A spokesman for Britain's Royal Air Force said the RAF was saddened to hear of Sawicz's death.
"There is widespread admiration for the major contribution that the Polish aircrew made to the Allied victory in World War II and their commitment in the face of significant losses, especially those who so bravely fought in the Battle of Britain. Their vital contributions will be long remembered," he said.
The spokesman declined to be named, in keeping with military policy.
Historian Adam Zamoyski -- author of "The Forgotten Few: The Polish Air Force in the Second World War" -- told The Associated Press that if Sawicz was the last surviving pilot from the 1940 battle it would close an important chapter in the war's and Poland's history.
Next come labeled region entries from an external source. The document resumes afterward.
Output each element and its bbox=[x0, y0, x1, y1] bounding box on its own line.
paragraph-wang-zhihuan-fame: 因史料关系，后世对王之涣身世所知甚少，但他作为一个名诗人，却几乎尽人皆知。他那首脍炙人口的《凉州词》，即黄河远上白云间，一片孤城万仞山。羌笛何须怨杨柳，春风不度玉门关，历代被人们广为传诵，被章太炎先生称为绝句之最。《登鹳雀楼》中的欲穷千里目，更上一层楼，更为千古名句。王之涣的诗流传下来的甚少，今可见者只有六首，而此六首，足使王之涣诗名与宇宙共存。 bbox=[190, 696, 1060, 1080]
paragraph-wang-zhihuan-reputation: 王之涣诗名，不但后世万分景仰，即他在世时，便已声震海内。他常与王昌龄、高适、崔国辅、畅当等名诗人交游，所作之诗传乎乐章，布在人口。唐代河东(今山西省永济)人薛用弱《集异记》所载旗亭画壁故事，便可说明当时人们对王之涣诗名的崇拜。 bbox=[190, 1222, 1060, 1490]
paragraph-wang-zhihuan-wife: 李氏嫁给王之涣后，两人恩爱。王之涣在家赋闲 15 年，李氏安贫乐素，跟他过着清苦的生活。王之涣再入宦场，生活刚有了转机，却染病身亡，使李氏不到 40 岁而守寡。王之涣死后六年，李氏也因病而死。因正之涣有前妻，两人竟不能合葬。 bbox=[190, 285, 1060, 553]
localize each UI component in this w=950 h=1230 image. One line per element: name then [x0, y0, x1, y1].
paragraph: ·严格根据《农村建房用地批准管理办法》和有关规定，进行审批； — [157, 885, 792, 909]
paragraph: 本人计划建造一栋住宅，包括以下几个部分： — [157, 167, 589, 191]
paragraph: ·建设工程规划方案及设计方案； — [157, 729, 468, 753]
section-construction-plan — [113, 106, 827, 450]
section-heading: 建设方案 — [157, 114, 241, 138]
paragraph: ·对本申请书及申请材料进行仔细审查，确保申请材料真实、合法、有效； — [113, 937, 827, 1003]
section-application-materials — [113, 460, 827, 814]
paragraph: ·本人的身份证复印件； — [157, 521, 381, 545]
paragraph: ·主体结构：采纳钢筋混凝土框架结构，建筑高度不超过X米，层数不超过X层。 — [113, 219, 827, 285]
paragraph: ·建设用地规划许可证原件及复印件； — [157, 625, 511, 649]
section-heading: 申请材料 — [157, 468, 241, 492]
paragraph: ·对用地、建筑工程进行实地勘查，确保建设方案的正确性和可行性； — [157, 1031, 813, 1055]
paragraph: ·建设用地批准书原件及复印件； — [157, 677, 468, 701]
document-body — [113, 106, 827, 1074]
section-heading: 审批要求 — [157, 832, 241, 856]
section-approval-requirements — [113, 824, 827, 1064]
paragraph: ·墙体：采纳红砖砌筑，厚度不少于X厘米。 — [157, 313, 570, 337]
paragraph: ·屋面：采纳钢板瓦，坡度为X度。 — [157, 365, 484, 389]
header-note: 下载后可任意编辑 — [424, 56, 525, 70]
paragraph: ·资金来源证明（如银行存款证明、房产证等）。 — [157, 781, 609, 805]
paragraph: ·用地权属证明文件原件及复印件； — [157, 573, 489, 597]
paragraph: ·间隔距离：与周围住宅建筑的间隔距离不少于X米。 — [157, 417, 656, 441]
He added that proving he is the last could be difficult, as there is no exact record of the pilots, who emigrated around the world after the war. Sawicz moved to Canada in 1957 where he worked in aviation.
At the start of World War II in 1939, Sawicz fought in Poland's air defense against the invading German Nazis. At one point, he flew under German fire to carry orders to troops defending Warsaw.
Following the collapse of the city's defense on Sept. 17, he joined Polish pilots fighting in France, but after Paris' surrender in July he made his way -- with tens of thousands of Polish airmen, soldiers and sailors -- to Britain, making up the largest foreign military force in the country.
Sawicz was among the 145 Polish pilots who fought in the Battle of Britain, 31 of which died in action.